Les points d’entrée • Chambre de commerce française en Allemagne (Saarbrücken) : http://www.ccfa.de/de/ • Service économique de l’ambassade http://www.ambafrance-de.org/Service-economique-regional. Stéphane Reiche (Transport, énergie, environnement). Tel. : +49 30 590 03 94 07. E-mail : stephane.reiche@dgtresor.gouv.fr. • Business France Allemagne : Virgine Cadeddu, spécialiste BTP, Tel. : +49 211 300 41 415. E-mail : virginie.cadeddu@businessfrance.fr • Conseillers du commerce extérieur de la France (CCEF) : http://allemagne.cnccef.org/ • Salon BAUMA (avril, Munich), www.bauma.de • Salon BAU MÜNCHEN (janvier, Munich), http://bau-muenchen.com • Majors locaux: Hochtief (groupe ACS), Strabag SE (groupe Strabag), Bögl, Bauer, Goldbeck. • Groupes français en Allemagne: Vinci, Eiffage, Demathieu Bard, Saint-Gobain, VSL (Bouygues).
QUATRE QUESTIONS A....
Alfred Balliet, DG de d&b BauGmbH (filiale de Demathieu Bard)
« Une carte à jouer dans les lots techniques »
Quels sont les avantages à s’implanter en Allemagne ?
C’est le moteur économique de l’Europe. C’est un marché actuellement en pleine expansion. Il y a donc des opportunités. N’oubliez pas que c’est le voisin direct de la France.

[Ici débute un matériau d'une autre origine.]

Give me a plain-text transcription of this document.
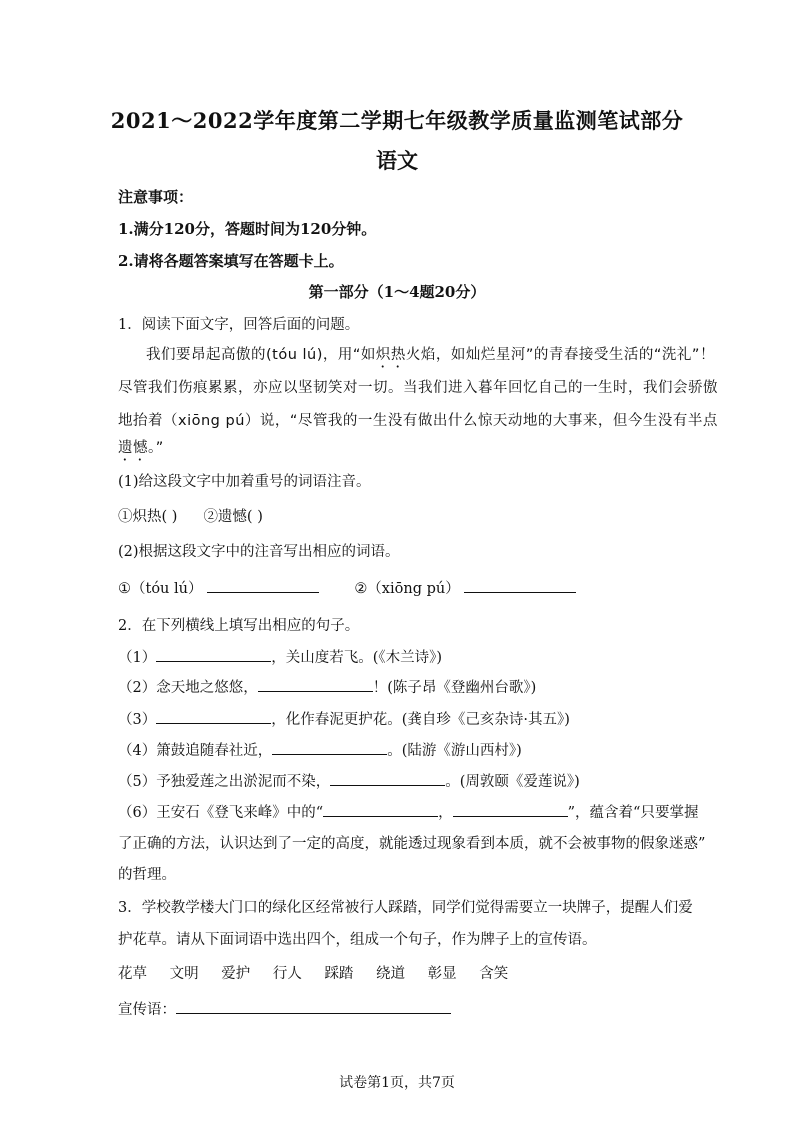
2021～2022学年度第二学期七年级教学质量监测笔试部分
语文
注意事项：
1.满分120分，答题时间为120分钟。
2.请将各题答案填写在答题卡上。
第一部分（1～4题20分）
1．阅读下面文字，回答后面的问题。
我们要昂起高傲的(tóu lú)，用“如炽热火焰，如灿烂星河”的青春接受生活的“洗礼”！
尽管我们伤痕累累，亦应以坚韧笑对一切。当我们进入暮年回忆自己的一生时，我们会骄傲
地抬着（xiōng pú）说，“尽管我的一生没有做出什么惊天动地的大事来，但今生没有半点
遗憾。”
(1)给这段文字中加着重号的词语注音。
①炽热( ) ②遗憾( )
(2)根据这段文字中的注音写出相应的词语。
①（tóu lú）	②（xiōng pú）
2．在下列横线上填写出相应的句子。
（1）	，关山度若飞。(《木兰诗》)
（2）念天地之悠悠，	！(陈子昂《登幽州台歌》)
（3）	，化作春泥更护花。(龚自珍《己亥杂诗·其五》)
（4）箫鼓追随春社近，	。(陆游《游山西村》)
（5）予独爱莲之出淤泥而不染，	。(周敦颐《爱莲说》)
（6）王安石《登飞来峰》中的“	，	”，蕴含着“只要掌握
了正确的方法，认识达到了一定的高度，就能透过现象看到本质，就不会被事物的假象迷惑”
的哲理。
3．学校教学楼大门口的绿化区经常被行人踩踏，同学们觉得需要立一块牌子，提醒人们爱
护花草。请从下面词语中选出四个，组成一个句子，作为牌子上的宣传语。
花草 文明 爱护 行人 踩踏 绕道 彰显 含笑
宣传语：
试卷第1页，共7页
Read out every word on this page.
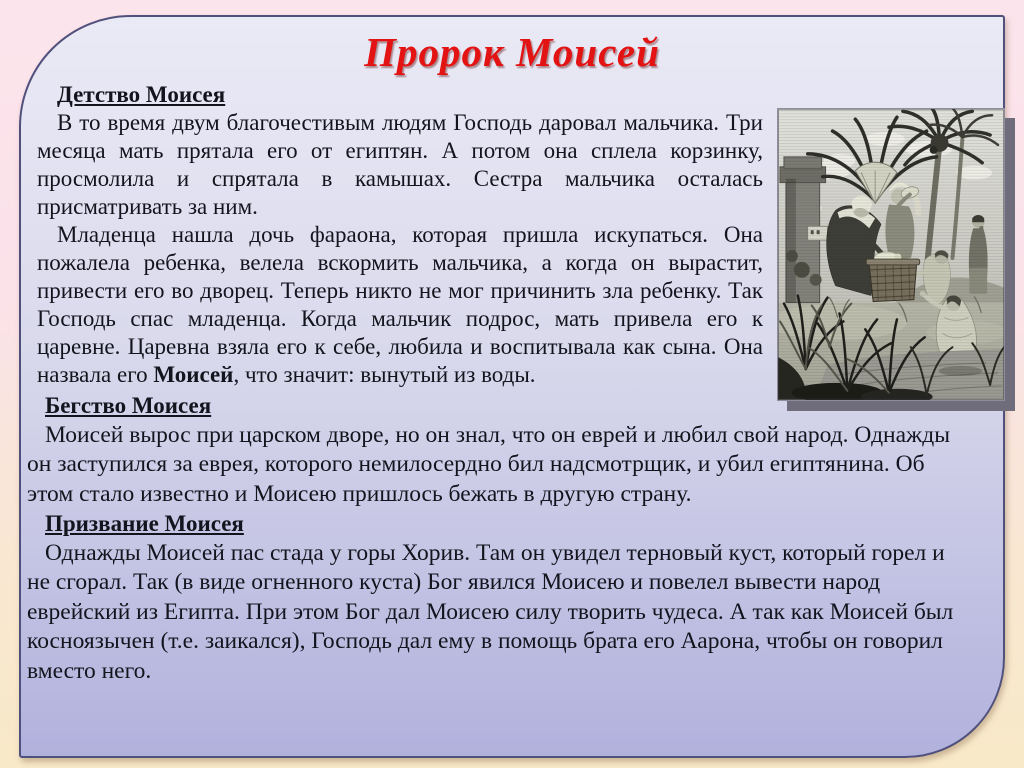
Пророк Моисей
Детство Моисея

В то время двум благочестивым людям Господь даровал мальчика. Три месяца мать прятала его от египтян. А потом она сплела корзинку, просмолила и спрятала в камышах. Сестра мальчика осталась присматривать за ним.

Младенца нашла дочь фараона, которая пришла искупаться. Она пожалела ребенка, велела вскормить мальчика, а когда он вырастит, привести его во дворец. Теперь никто не мог причинить зла ребенку. Так Господь спас младенца. Когда мальчик подрос, мать привела его к царевне. Царевна взяла его к себе, любила и воспитывала как сына. Она назвала его Моисей, что значит: вынутый из воды.

Бегство Моисея

Моисей вырос при царском дворе, но он знал, что он еврей и любил свой народ. Однажды он заступился за еврея, которого немилосердно бил надсмотрщик, и убил египтянина. Об этом стало известно и Моисею пришлось бежать в другую страну.

Призвание Моисея

Однажды Моисей пас стада у горы Хорив. Там он увидел терновый куст, который горел и не сгорал. Так (в виде огненного куста) Бог явился Моисею и повелел вывести народ еврейский из Египта. При этом Бог дал Моисею силу творить чудеса. А так как Моисей был косноязычен (т.е. заикался), Господь дал ему в помощь брата его Аарона, чтобы он говорил вместо него.
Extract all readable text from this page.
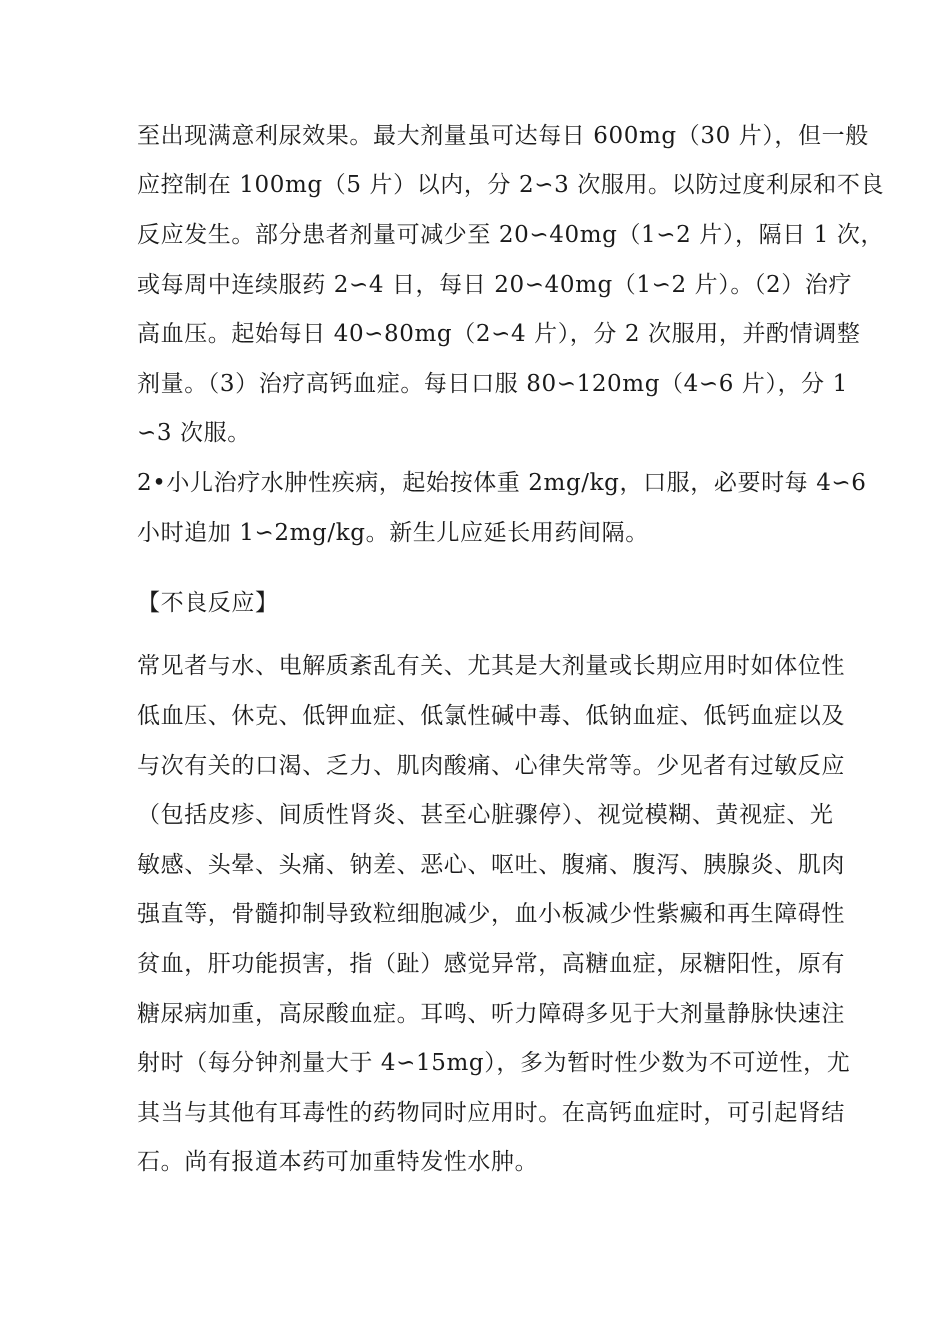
至出现满意利尿效果。最大剂量虽可达每日 600mg（30 片），但一般
应控制在 100mg（5 片）以内，分 2∽3 次服用。以防过度利尿和不良
反应发生。部分患者剂量可减少至 20∽40mg（1∽2 片），隔日 1 次，
或每周中连续服药 2∽4 日，每日 20∽40mg（1∽2 片）。（2）治疗
高血压。起始每日 40∽80mg（2∽4 片），分 2 次服用，并酌情调整
剂量。（3）治疗高钙血症。每日口服 80∽120mg（4∽6 片），分 1
∽3 次服。
2•小儿治疗水肿性疾病，起始按体重 2mg/kg，口服，必要时每 4∽6
小时追加 1∽2mg/kg。新生儿应延长用药间隔。
【不良反应】
常见者与水、电解质紊乱有关、尤其是大剂量或长期应用时如体位性
低血压、休克、低钾血症、低氯性碱中毒、低钠血症、低钙血症以及
与次有关的口渴、乏力、肌肉酸痛、心律失常等。少见者有过敏反应
（包括皮疹、间质性肾炎、甚至心脏骤停）、视觉模糊、黄视症、光
敏感、头晕、头痛、钠差、恶心、呕吐、腹痛、腹泻、胰腺炎、肌肉
强直等，骨髓抑制导致粒细胞减少，血小板减少性紫癜和再生障碍性
贫血，肝功能损害，指（趾）感觉异常，高糖血症，尿糖阳性，原有
糖尿病加重，高尿酸血症。耳鸣、听力障碍多见于大剂量静脉快速注
射时（每分钟剂量大于 4∽15mg），多为暂时性少数为不可逆性，尤
其当与其他有耳毒性的药物同时应用时。在高钙血症时，可引起肾结
石。尚有报道本药可加重特发性水肿。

Le marché est-il difficile ?
Oui, les prix sont beaucoup plus tendus qu’en France. Le marché est très concurrentiel. Les entreprises allemandes sont très nombreuses, mais aussi les groupes étrangers. Je vois surtout une carte à jouer dans les lots techniques (électricité, plomberie, chauffage). Concernant les lots gros-œuvre, la concurrence des pays de l’Est est très sévère grâce à une main-d’œuvre importée et bon marché. Les entreprises de l’est ont maintenant des structures bien établies qui fonctionnent sous une forme juridique allemande.
Et la réglementation ?
Elle est complètement différente de la France. Si l’on ne connaît pas, il ne faut pas mettre les pieds en Allemagne ! Par ailleurs, le code de construction diffère selon les régions. Il y en a seize !
Quelle est la plus-value pour les Français en Allemagne ?
Je dirais que les Français sont bons dans la gestion de projets. Les ingénieurs de l’Hexagone sont très appréciés en Allemagne.